I am sitting in a court room waiting for the hearing in front of me to end. The two parties in front of the judge disagree about parenting time. It is clear they are completely unmotivated to reach any sort of agreement and are very angry with one another. The judge gives them one last opportunity to discuss the matter and reach an agreement, and in doing so he leaves them with these parting words: You two find a way to go figure this out…because if you don’t I am going to make a decision based on the information I have received in the little bit of time we have had together. I don’t know you and I don’t know your child but I am going to make a decision based on what I think is in his best interests, regardless of whether or not you like it or whether it works with your schedule or your lifestyle or your desires.

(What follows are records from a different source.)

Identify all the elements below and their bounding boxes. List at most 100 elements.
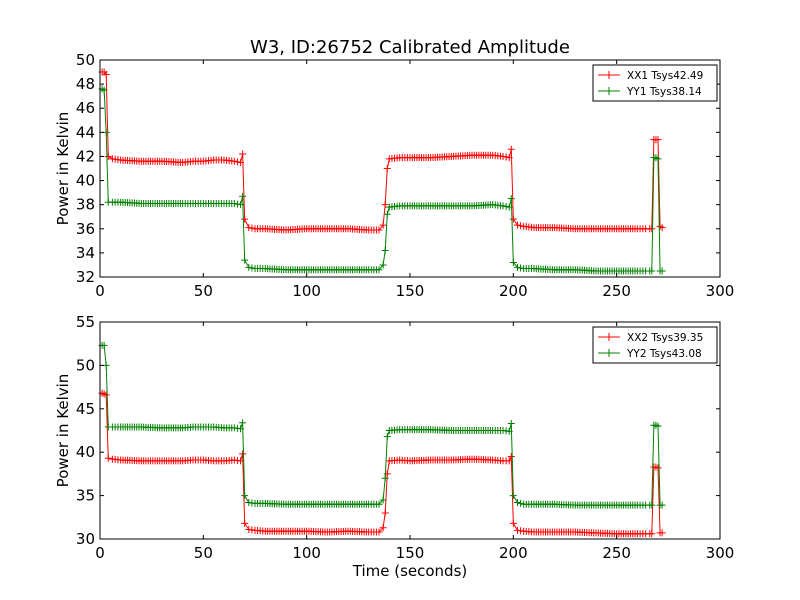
data-point-0-1-15 (239, 192, 247, 200)
data-point-0-0-37 (505, 154, 513, 162)
y-tick-label: 36 (76, 220, 95, 238)
data-point-1-0-2 (102, 391, 110, 399)
data-point-0-1-55 (658, 267, 666, 275)
data-point-0-0-25 (375, 226, 383, 234)
data-point-1-0-15 (239, 450, 247, 458)
data-point-1-1-25 (375, 500, 383, 508)
legend (592, 326, 718, 364)
x-tick-label: 100 (292, 282, 321, 300)
data-point-1-1-50 (648, 501, 656, 509)
x-tick-label: 150 (396, 544, 425, 562)
data-point-1-1-28 (383, 433, 391, 441)
data-point-1-0-14 (237, 457, 245, 465)
data-point-0-1-38 (507, 195, 515, 203)
data-point-1-0-55 (658, 529, 666, 537)
y-tick-label: 42 (76, 147, 95, 165)
x-tick-label: 50 (194, 282, 213, 300)
data-point-1-1-27 (381, 474, 389, 482)
x-tick-label: 250 (602, 544, 631, 562)
chart-panel-bottom: 0 50 100 150 200 250 300 30 35 40 45 50 55 Power in K… (54, 313, 734, 580)
data-point-0-0-26 (379, 221, 387, 229)
marker-0-0 (502, 153, 510, 161)
data-point-0-0-36 (499, 152, 507, 160)
series-line-1-1 (102, 344, 663, 506)
legend-marker (605, 349, 613, 357)
y-tick-label: 45 (76, 400, 95, 418)
data-point-1-0-16 (241, 519, 249, 527)
marker-0-1 (248, 264, 256, 272)
y-tick-label: 55 (76, 313, 95, 331)
data-point-1-0-26 (379, 524, 387, 532)
data-point-0-1-27 (381, 246, 389, 254)
series-line-0-1 (101, 88, 663, 272)
data-point-0-0-14 (237, 158, 245, 166)
data-point-0-0-40 (513, 221, 521, 229)
marker-1-1 (517, 499, 525, 507)
data-point-0-0-13 (230, 157, 238, 165)
legend-marker (605, 87, 613, 95)
y-tick-label: 44 (76, 123, 95, 141)
y-tick-label: 35 (76, 487, 95, 505)
y-tick-label: 46 (76, 99, 95, 117)
data-point-0-1-26 (379, 261, 387, 269)
y-tick-label: 50 (76, 51, 95, 69)
data-point-1-1-16 (241, 492, 249, 500)
data-point-1-1-26 (379, 496, 387, 504)
data-point-1-0-25 (375, 528, 383, 536)
data-point-1-1-38 (507, 420, 515, 428)
data-point-0-1-40 (513, 263, 521, 271)
x-tick-label: 300 (706, 282, 735, 300)
x-tick-label: 200 (499, 282, 528, 300)
y-axis-label: Power in Kelvin (54, 374, 72, 488)
data-point-1-0-27 (381, 509, 389, 517)
x-tick-label: 0 (95, 282, 105, 300)
legend-marker (605, 333, 613, 341)
marker-0-1 (233, 200, 241, 208)
legend-label: XX2 Tsys39.35 (627, 332, 703, 344)
data-point-0-1-13 (230, 199, 238, 207)
x-tick-label: 100 (292, 544, 321, 562)
data-point-1-0-53 (654, 464, 662, 472)
x-tick-label: 200 (499, 544, 528, 562)
data-point-1-0-37 (505, 457, 513, 465)
data-point-1-1-37 (505, 427, 513, 435)
marker-0-0 (517, 222, 525, 230)
x-tick-label: 150 (396, 282, 425, 300)
y-tick-label: 40 (76, 172, 95, 190)
marker-0-0 (233, 158, 241, 166)
data-point-0-1-53 (654, 155, 662, 163)
y-tick-label: 32 (76, 268, 95, 286)
data-point-1-0-39 (509, 519, 517, 527)
data-point-0-0-28 (383, 165, 391, 172)
data-point-1-1-40 (513, 499, 521, 507)
legend-label: YY2 Tsys43.08 (626, 348, 702, 360)
figure-title: W3, ID:26752 Calibrated Amplitude (250, 37, 570, 58)
data-point-0-1-37 (505, 203, 513, 211)
data-point-0-0-53 (654, 136, 662, 144)
legend (592, 64, 718, 102)
legend-label: YY1 Tsys38.14 (626, 86, 702, 98)
data-point-0-0-39 (509, 215, 517, 223)
y-tick-label: 34 (76, 244, 95, 262)
data-point-0-0-50 (648, 225, 656, 233)
legend-label: XX1 Tsys42.49 (627, 70, 703, 82)
data-point-1-0-38 (507, 453, 515, 461)
data-point-0-1-14 (237, 201, 245, 209)
x-tick-label: 250 (602, 282, 631, 300)
data-point-0-1-1 (100, 86, 108, 94)
series-line-0-0 (102, 71, 663, 231)
x-tick-label: 300 (706, 544, 735, 562)
data-point-1-1-39 (509, 492, 517, 500)
data-point-0-0-2 (102, 70, 110, 78)
data-point-1-1-15 (239, 419, 247, 427)
data-point-1-1-14 (237, 425, 245, 433)
x-tick-label: 0 (95, 544, 105, 562)
data-point-0-0-27 (381, 201, 389, 209)
data-point-1-1-1 (100, 341, 108, 349)
data-point-0-0-38 (507, 145, 515, 153)
data-point-0-1-28 (383, 210, 391, 218)
data-point-1-0-50 (648, 530, 656, 538)
data-point-0-0-16 (241, 215, 249, 223)
marker-0-0 (248, 224, 256, 232)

Family centric proceedings, whether divorce, custody, or child support, naturally involve a lot of very strong emotions. We are, after all, talking about some of the most important “things” in our society…our spouse, our family, our children, our money. It is easy to understand why people are often at opposite ends when it comes to painting the picture of what life is going to look like when the dust settles. As gut-wrenching as it may feel, there is a lot to be said for compromise and negotiation when it is safe to do so. The Judge above was talking about parenting time, but the same lesson can be applied across the board: the parties have lived this life and they know what is important. Working to reach an agreement outside of court gives parties the opportunity to retain control over what life will look like; to consider what is important for their child, what schedules need to be accommodated and how to divide assets in the best way for them.
So there it is…from a judge in the clearest language possible: if they have to, they will make a decision based on the information they have, not knowing the parties, or their children, or what is really important to them. But both parties always have the ability to try to retain control and make the decisions that are best for the people and the family they do know with the wealth of information they have at hand.